Baldur Bjarnason writes about Mark Pilgrim’s Parsing RSS at all costs article at XML.com:
Mark fails to say the obvious. All RSS is automatically generated by an application of some sort. The webloggers are end-users themselves of weblogging applications.
So we should lobby the application developers to automatically validate the RSS feed every single time it is generated and automatically fix the most common errors (unescaped ampersands).
This is a sensible thought. If weblogging tools enforced at least the well-formedness of the RSS output, a great part of the problem with invalid feeds would be solved. Enforcing the validity of the feeds itself with respect to the specifications is a minor problem because SAX-based approaches to parsing can take care of almost all incorrect uses.
But there are still some problems. Obviously, not all tool developers care about generating well-formed feeds. Some even have a history of proving feeds that are almost garbage, if feeds are provided at all.

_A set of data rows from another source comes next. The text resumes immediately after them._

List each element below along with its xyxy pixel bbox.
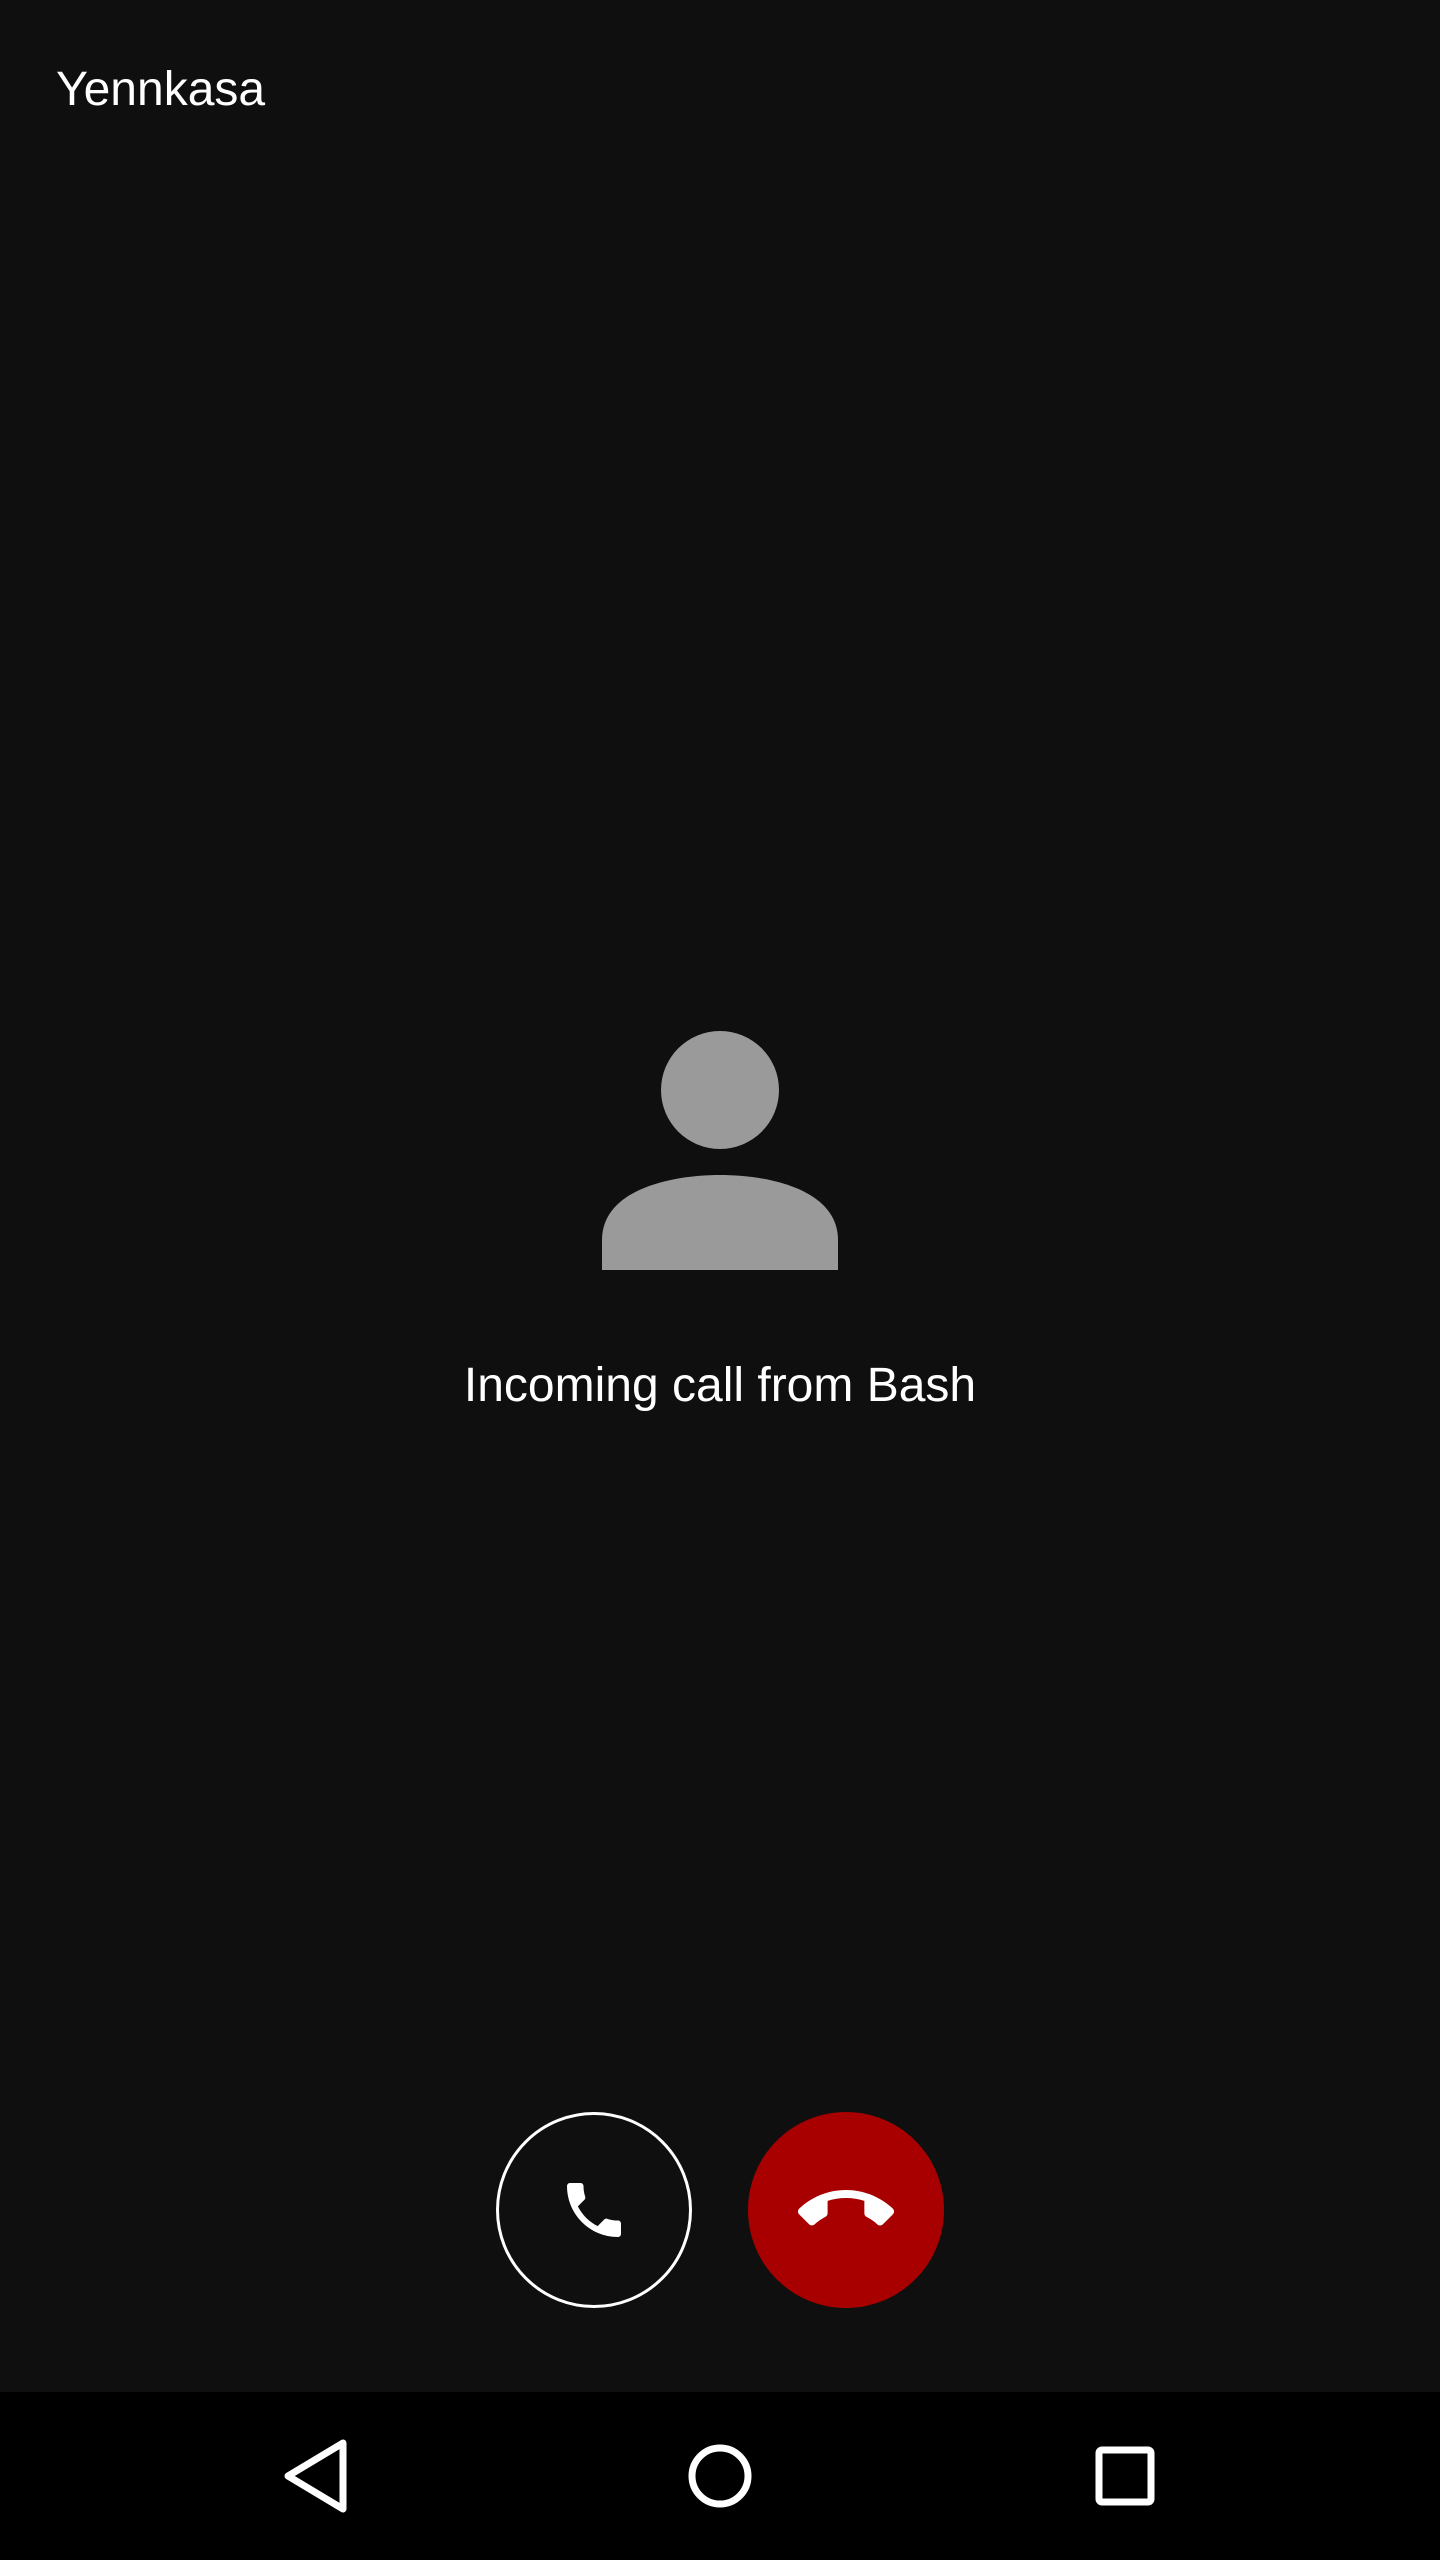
- person-icon: [602, 1031, 838, 1270]
- app-title: Yennkasa: [56, 63, 266, 116]
- recents-square-icon: [1095, 2446, 1155, 2506]
- system-navigation-bar: [0, 2392, 1440, 2560]
- recents-button[interactable]: [1075, 2426, 1175, 2526]
- back-button[interactable]: [266, 2426, 366, 2526]
- incoming-call-screen: Yennkasa Incoming call from Bash: [0, 0, 1440, 2560]
- caller-avatar: [600, 1030, 840, 1270]
- phone-hangup-icon: [798, 2190, 894, 2226]
- home-button[interactable]: [670, 2426, 770, 2526]
- phone-icon: [567, 2183, 621, 2237]
- incoming-call-text: Incoming call from Bash: [463, 1359, 977, 1412]
- home-circle-icon: [688, 2444, 752, 2508]
- decline-call-button[interactable]: [748, 2112, 944, 2308]
- answer-call-button[interactable]: [496, 2112, 692, 2308]
- back-triangle-icon: [284, 2439, 347, 2513]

That’s the problem I see with any solution other than parsing at all costs: it may be harder to convince some providers to create tools that generate correct XML than write liberal parsers. And even if those developers could be convinced, there are still large amounts of deployed tools that won’t be upgraded and will continue to generate invalid feeds.
I don’t like this situation. As Dare Obasanjo said, it’s quite depressing. XML was supposed to bring a new age to information processing. But real life is always different, and now we must deal with those problems in a way users can benefit. After all, there is no point in creating technology that cannot add value to people lives.